In such a situation, the simultaneous establishment of a ceasefire and the lifting of the siege will pave the way for the continuation of this humanitarian catastrophe and will facilitate dialogue, it underlined.

Since the beginning of the war, the Islamic Republic of Iran has emphasized that there is no military solution to the Yemeni crisis and that Iran will support a peace plan based on ending aggression, a nationwide ceasefire, ending the occupation, lifting the economic blockade and starting political talks, the statement said.

Yemenis should decide about their political future without foreign interference, it stressed.

The United Nations warned in December that malnutrition in conflict-hit Yemen has reached record levels, saying almost half of the population is experiencing high levels of food insecurity, as time is running out to prevent mass starvation.

The World Food Programme (WFP) warned that the number of people facing the second highest level of food insecurity in Yemen is set to increase from 3.6 million people to 5 million in the first half of 2021.

“Pockets of famine-like conditions have already returned for the first time in two years,” WFP said in a statement, adding, “The number of people experiencing this degree of catastrophic food insecurity could nearly triple from 16,500 currently to 47,000 people between January and June 2021.”

According to the UN’s Integrated Food Security Phase Classification (IPC) analysis, around 45% of Yemen’s population is facing high levels of acute food insecurity.

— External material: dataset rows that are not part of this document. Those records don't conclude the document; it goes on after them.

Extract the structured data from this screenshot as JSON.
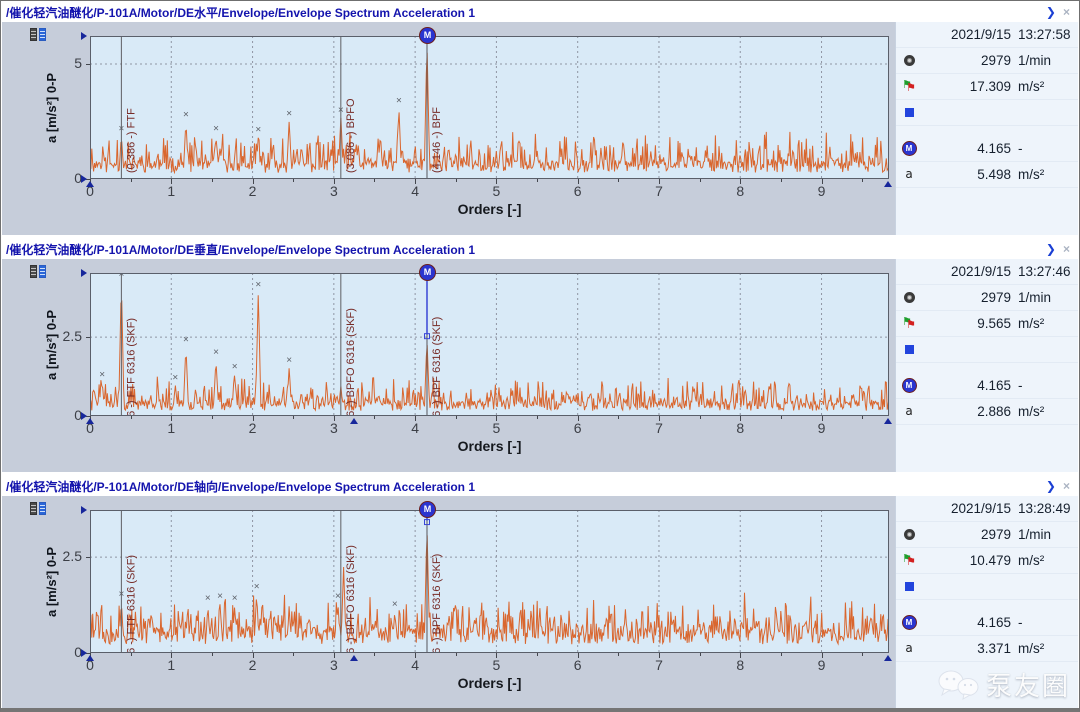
{
  "icons": {
    "expand": "❯",
    "close": "×",
    "a_label": "a",
    "flag": "⚑",
    "marker_letter": "M"
  },
  "watermark": {
    "text": "泵友圈"
  },
  "panels": [
    {
      "title": "/催化轻汽油醚化/P-101A/Motor/DE水平/Envelope/Envelope Spectrum Acceleration 1",
      "selected": true,
      "info": {
        "date": "2021/9/15",
        "time": "13:27:58",
        "speed": "2979",
        "speed_unit": "1/min",
        "overall": "17.309",
        "overall_unit": "m/s²",
        "marker_value": "4.165",
        "marker_unit": "-",
        "a_value": "5.498",
        "a_unit": "m/s²"
      },
      "chart_data": {
        "type": "line",
        "xlabel": "Orders [-]",
        "ylabel": "a [m/s²] 0-P",
        "xlim": [
          0,
          9.83
        ],
        "ylim": [
          0,
          6.22
        ],
        "xticks": [
          0,
          1,
          2,
          3,
          4,
          5,
          6,
          7,
          8,
          9
        ],
        "yticks": [
          0,
          5
        ],
        "line_color": "#d9662e",
        "seed": 11,
        "noise_base": 0.55,
        "noise_amp": 0.5,
        "peaks": [
          [
            0.386,
            1.9
          ],
          [
            1.18,
            2.5
          ],
          [
            1.3,
            1.6
          ],
          [
            1.55,
            1.9
          ],
          [
            1.62,
            1.4
          ],
          [
            2.07,
            1.85
          ],
          [
            2.25,
            1.4
          ],
          [
            2.45,
            2.55
          ],
          [
            2.6,
            1.5
          ],
          [
            3.086,
            2.7
          ],
          [
            3.3,
            1.5
          ],
          [
            3.55,
            1.4
          ],
          [
            3.8,
            3.1
          ],
          [
            4.146,
            6.0
          ],
          [
            4.5,
            1.2
          ],
          [
            5.05,
            1.4
          ],
          [
            5.5,
            1.3
          ],
          [
            5.8,
            1.2
          ],
          [
            6.2,
            2.1
          ],
          [
            6.55,
            1.3
          ],
          [
            6.9,
            1.2
          ],
          [
            7.4,
            1.1
          ],
          [
            8.0,
            1.1
          ],
          [
            8.6,
            1.0
          ],
          [
            9.2,
            1.0
          ]
        ],
        "marker_points": [
          [
            0.386,
            1.9
          ],
          [
            1.18,
            2.5
          ],
          [
            1.55,
            1.9
          ],
          [
            2.07,
            1.85
          ],
          [
            2.45,
            2.55
          ],
          [
            3.086,
            2.7
          ],
          [
            3.8,
            3.1
          ]
        ],
        "cursors": [
          {
            "x": 0.386,
            "label": "(0.386 -) FTF"
          },
          {
            "x": 3.086,
            "label": "(3.086 -) BPFO"
          }
        ],
        "marker_cursor": {
          "x": 4.146,
          "y": 6.0,
          "label": "(4.146 -) BPF"
        },
        "ref_marker_x": null
      }
    },
    {
      "title": "/催化轻汽油醚化/P-101A/Motor/DE垂直/Envelope/Envelope Spectrum Acceleration 1",
      "selected": false,
      "info": {
        "date": "2021/9/15",
        "time": "13:27:46",
        "speed": "2979",
        "speed_unit": "1/min",
        "overall": "9.565",
        "overall_unit": "m/s²",
        "marker_value": "4.165",
        "marker_unit": "-",
        "a_value": "2.886",
        "a_unit": "m/s²"
      },
      "chart_data": {
        "type": "line",
        "xlabel": "Orders [-]",
        "ylabel": "a [m/s²] 0-P",
        "xlim": [
          0,
          9.83
        ],
        "ylim": [
          0,
          4.53
        ],
        "xticks": [
          0,
          1,
          2,
          3,
          4,
          5,
          6,
          7,
          8,
          9
        ],
        "yticks": [
          0,
          2.5
        ],
        "line_color": "#d9662e",
        "seed": 22,
        "noise_base": 0.33,
        "noise_amp": 0.32,
        "peaks": [
          [
            0.15,
            1.1
          ],
          [
            0.386,
            4.28
          ],
          [
            1.05,
            1.0
          ],
          [
            1.18,
            2.2
          ],
          [
            1.3,
            0.9
          ],
          [
            1.55,
            1.8
          ],
          [
            1.78,
            1.35
          ],
          [
            2.07,
            3.95
          ],
          [
            2.45,
            1.55
          ],
          [
            2.6,
            0.8
          ],
          [
            3.086,
            0.95
          ],
          [
            3.5,
            0.6
          ],
          [
            4.146,
            2.45
          ],
          [
            4.8,
            0.55
          ],
          [
            5.9,
            0.65
          ],
          [
            7.0,
            0.5
          ],
          [
            8.35,
            0.9
          ],
          [
            9.3,
            0.5
          ]
        ],
        "marker_points": [
          [
            0.15,
            1.1
          ],
          [
            0.386,
            4.28
          ],
          [
            1.05,
            1.0
          ],
          [
            1.18,
            2.2
          ],
          [
            1.55,
            1.8
          ],
          [
            1.78,
            1.35
          ],
          [
            2.07,
            3.95
          ],
          [
            2.45,
            1.55
          ]
        ],
        "cursors": [
          {
            "x": 0.386,
            "label": "(0.386 -) FTF 6316 (SKF)"
          },
          {
            "x": 3.086,
            "label": "(3.086 -) BPFO 6316 (SKF)"
          }
        ],
        "marker_cursor": {
          "x": 4.146,
          "y": 2.45,
          "label": "(4.146 -) BPF 6316 (SKF)"
        },
        "ref_marker_x": 3.25
      }
    },
    {
      "title": "/催化轻汽油醚化/P-101A/Motor/DE轴向/Envelope/Envelope Spectrum Acceleration 1",
      "selected": false,
      "info": {
        "date": "2021/9/15",
        "time": "13:28:49",
        "speed": "2979",
        "speed_unit": "1/min",
        "overall": "10.479",
        "overall_unit": "m/s²",
        "marker_value": "4.165",
        "marker_unit": "-",
        "a_value": "3.371",
        "a_unit": "m/s²"
      },
      "chart_data": {
        "type": "line",
        "xlabel": "Orders [-]",
        "ylabel": "a [m/s²] 0-P",
        "xlim": [
          0,
          9.83
        ],
        "ylim": [
          0,
          3.73
        ],
        "xticks": [
          0,
          1,
          2,
          3,
          4,
          5,
          6,
          7,
          8,
          9
        ],
        "yticks": [
          0,
          2.5
        ],
        "line_color": "#d9662e",
        "seed": 33,
        "noise_base": 0.46,
        "noise_amp": 0.36,
        "peaks": [
          [
            0.386,
            1.35
          ],
          [
            0.75,
            1.0
          ],
          [
            1.2,
            1.1
          ],
          [
            1.45,
            1.25
          ],
          [
            1.6,
            1.3
          ],
          [
            1.78,
            1.25
          ],
          [
            2.05,
            1.55
          ],
          [
            2.12,
            1.45
          ],
          [
            2.45,
            1.15
          ],
          [
            2.7,
            1.0
          ],
          [
            3.05,
            1.3
          ],
          [
            3.12,
            2.25
          ],
          [
            3.45,
            0.9
          ],
          [
            3.75,
            1.1
          ],
          [
            4.146,
            3.35
          ],
          [
            4.4,
            0.9
          ],
          [
            4.75,
            1.0
          ],
          [
            5.3,
            0.95
          ],
          [
            5.9,
            0.85
          ],
          [
            6.35,
            0.95
          ],
          [
            6.9,
            0.8
          ],
          [
            7.5,
            0.85
          ],
          [
            8.2,
            0.9
          ],
          [
            8.8,
            0.8
          ],
          [
            9.3,
            0.85
          ]
        ],
        "marker_points": [
          [
            0.386,
            1.35
          ],
          [
            1.45,
            1.25
          ],
          [
            1.6,
            1.3
          ],
          [
            1.78,
            1.25
          ],
          [
            2.05,
            1.55
          ],
          [
            3.05,
            1.3
          ],
          [
            3.75,
            1.1
          ]
        ],
        "cursors": [
          {
            "x": 0.386,
            "label": "(0.386 -) FTF 6316 (SKF)"
          },
          {
            "x": 3.086,
            "label": "(3.086 -) BPFO 6316 (SKF)"
          }
        ],
        "marker_cursor": {
          "x": 4.146,
          "y": 3.35,
          "label": "(4.146 -) BPF 6316 (SKF)"
        },
        "ref_marker_x": 3.25
      }
    }
  ]
}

It noted that within this number, 33% of the Yemeni population are in crisis, while 12% are in emergency.

Saudi Arabia and a number of its regional allies launched the war on Yemen in March 2015, with the goal of bringing the government of former President Abd Rabbuh Mansur Hadi back to power and crushing the popular Ansarullah movement.

The US-based Armed Conflict Location and Event Data Project (ACLED), a nonprofit conflict-research organization, estimates that the war has claimed more than 100,000 lives.

The Ansarullah movement, backed by armed forces, has been defending Yemen against the Saudi-led alliance, preventing the aggressors from fulfilling the objectives of the atrocious war.